Microsoft-Backed OpenAI Releases Powerful Technology GPT-4
OpenAI, the company behind ChatGPT, recently launched an enhanced version of the technology that powers the popular chatbot. GPT-4 is currently available to ChatGPT Plus subscribers, while there’s a waitlist for developers who want to incorporate its API into apps and services.
Microsoft also confirmed that its AI-powered search engine Bing runs on GPT-4. The tech giant has removed the waitlist, allowing anyone to test the new Bing Chat.
“If you’ve used the new Bing preview at any time in the last five weeks, you’ve already experienced an early version of this powerful model,” Microsoft’s Yusuf Mehdi, Corporate Vice President & Consumer Chief Marketing Officer, wrote in a blog post.
Bing users might not notice the difference between the new and the old version. According to OpenAI, the difference can be imperceptible in casual conversations, but ChatGPT Plus users will be able to take full advantage of its new capabilities.
OpenAI explained its latest version GPT-4 “is more reliable, creative, and able to handle much more nuanced instructions” than its predecessor.
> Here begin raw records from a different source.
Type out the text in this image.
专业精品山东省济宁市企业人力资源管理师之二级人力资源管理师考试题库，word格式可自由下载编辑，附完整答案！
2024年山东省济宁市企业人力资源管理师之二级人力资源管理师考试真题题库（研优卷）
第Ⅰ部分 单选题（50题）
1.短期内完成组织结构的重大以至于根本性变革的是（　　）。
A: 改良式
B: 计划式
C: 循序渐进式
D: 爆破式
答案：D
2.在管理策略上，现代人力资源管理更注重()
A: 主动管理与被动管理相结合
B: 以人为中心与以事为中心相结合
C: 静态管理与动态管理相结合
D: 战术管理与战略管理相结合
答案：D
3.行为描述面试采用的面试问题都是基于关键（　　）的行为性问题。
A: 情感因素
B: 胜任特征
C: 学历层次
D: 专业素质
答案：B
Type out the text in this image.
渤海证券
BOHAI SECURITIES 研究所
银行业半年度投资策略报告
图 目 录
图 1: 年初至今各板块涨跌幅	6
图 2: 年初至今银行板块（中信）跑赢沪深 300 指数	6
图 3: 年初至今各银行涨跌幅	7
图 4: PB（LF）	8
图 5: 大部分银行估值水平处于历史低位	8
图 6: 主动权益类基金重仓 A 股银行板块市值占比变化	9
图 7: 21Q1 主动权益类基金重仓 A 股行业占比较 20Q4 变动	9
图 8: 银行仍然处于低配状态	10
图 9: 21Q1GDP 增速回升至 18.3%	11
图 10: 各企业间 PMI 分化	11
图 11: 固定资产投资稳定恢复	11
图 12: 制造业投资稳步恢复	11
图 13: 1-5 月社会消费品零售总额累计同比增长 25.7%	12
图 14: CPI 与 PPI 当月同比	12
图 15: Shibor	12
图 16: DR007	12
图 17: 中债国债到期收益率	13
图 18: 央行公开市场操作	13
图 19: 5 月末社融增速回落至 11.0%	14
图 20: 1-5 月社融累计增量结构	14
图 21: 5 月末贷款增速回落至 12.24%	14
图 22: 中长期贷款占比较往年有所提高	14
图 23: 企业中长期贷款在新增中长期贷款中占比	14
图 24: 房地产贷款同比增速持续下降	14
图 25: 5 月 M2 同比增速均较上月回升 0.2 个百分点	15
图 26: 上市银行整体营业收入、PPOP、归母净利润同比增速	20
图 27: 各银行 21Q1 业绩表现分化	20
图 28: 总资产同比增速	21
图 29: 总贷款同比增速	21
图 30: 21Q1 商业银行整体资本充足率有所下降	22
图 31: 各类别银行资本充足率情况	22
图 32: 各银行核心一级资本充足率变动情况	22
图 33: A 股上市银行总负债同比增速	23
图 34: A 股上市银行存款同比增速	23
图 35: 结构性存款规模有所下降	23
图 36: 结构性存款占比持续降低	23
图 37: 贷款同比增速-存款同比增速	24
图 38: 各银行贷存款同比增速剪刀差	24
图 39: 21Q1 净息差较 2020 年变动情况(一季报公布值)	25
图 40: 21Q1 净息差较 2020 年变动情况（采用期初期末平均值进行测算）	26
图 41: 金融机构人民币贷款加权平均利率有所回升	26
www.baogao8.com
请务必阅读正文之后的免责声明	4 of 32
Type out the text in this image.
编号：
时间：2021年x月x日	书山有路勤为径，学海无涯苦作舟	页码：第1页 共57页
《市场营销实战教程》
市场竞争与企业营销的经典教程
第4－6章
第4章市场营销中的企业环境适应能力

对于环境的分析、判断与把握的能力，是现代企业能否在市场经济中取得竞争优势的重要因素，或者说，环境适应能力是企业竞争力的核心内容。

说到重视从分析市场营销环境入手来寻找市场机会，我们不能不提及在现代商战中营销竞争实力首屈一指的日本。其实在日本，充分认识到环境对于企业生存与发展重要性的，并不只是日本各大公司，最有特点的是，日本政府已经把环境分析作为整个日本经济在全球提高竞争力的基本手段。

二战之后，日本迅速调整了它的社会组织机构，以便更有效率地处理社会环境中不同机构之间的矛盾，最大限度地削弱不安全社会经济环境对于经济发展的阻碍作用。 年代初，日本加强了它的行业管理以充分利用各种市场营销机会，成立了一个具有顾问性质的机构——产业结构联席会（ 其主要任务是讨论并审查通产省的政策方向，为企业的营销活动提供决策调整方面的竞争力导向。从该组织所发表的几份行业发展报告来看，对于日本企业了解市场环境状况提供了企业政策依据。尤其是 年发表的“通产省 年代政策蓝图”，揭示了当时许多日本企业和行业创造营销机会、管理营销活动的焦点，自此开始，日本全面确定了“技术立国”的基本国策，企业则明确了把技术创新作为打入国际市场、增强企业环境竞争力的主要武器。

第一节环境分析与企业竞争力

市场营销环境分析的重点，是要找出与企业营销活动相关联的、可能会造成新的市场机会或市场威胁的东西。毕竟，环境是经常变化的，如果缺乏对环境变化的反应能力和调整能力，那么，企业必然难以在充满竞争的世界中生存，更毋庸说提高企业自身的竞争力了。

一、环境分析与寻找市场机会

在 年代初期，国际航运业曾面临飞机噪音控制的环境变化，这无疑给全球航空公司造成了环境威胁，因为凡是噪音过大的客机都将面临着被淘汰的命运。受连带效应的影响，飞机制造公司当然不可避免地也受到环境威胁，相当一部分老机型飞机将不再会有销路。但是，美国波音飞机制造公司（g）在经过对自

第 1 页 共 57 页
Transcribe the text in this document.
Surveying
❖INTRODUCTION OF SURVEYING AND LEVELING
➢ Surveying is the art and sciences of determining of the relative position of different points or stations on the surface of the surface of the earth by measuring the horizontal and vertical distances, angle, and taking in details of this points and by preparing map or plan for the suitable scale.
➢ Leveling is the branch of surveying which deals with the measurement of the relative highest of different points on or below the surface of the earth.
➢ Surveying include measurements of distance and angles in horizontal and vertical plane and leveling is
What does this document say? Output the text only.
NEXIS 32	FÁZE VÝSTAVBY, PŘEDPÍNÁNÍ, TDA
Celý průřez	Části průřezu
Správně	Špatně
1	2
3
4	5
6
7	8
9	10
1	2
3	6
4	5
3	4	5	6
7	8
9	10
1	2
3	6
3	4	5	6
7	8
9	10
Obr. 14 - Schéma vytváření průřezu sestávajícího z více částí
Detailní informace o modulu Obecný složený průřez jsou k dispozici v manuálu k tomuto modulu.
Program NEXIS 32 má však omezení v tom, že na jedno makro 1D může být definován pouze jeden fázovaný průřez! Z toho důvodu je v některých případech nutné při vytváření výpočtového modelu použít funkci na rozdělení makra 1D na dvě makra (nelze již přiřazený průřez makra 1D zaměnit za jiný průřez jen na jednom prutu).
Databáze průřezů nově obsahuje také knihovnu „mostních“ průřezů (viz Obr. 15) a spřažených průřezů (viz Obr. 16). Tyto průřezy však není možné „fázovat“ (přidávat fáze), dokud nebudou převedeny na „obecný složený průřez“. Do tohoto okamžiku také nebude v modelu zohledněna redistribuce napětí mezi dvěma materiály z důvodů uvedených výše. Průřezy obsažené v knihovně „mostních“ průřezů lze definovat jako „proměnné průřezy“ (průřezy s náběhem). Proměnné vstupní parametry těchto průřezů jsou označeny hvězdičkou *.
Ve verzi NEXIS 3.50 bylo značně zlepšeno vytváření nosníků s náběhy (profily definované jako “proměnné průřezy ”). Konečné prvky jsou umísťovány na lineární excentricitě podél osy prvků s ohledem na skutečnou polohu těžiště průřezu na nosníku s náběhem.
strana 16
The real power of GPT-4 comes out when presented with more challenging tasks whose complexity “reaches a sufficient threshold.”
For instance, on a simulated bar exam that US law school graduates have to take before professional practice, GPT-3.5 scored in the bottom 10% while GPT-4 placed among the top 10% of test takers.
GPT-4 is multimodal, meaning it can generate content from both text and image prompts, but image inputs are still being tested and aren’t publicly available. Its researchers dedicated six months for GPT-4 to produce “the best-ever results (though far from perfect) on factuality, steerability, and refusing to go outside of guardrails.”
Microsoft’s Bing, like similar AI tools, is prone to hallucinations. In the past, users have reported harmful outputs which prompted the tech giant to impose a number of restrictions on its use. OpenAI has implemented additional safety measures on GPT-4, making it 82% less likely to respond to disallowed prompts, and scoring 40% higher on factuality tests than its forerunner.
The tech giant also incorporated the technology into Dynamics 365 business apps, with more Microsoft products expected to get the ChatGPT treatment soon.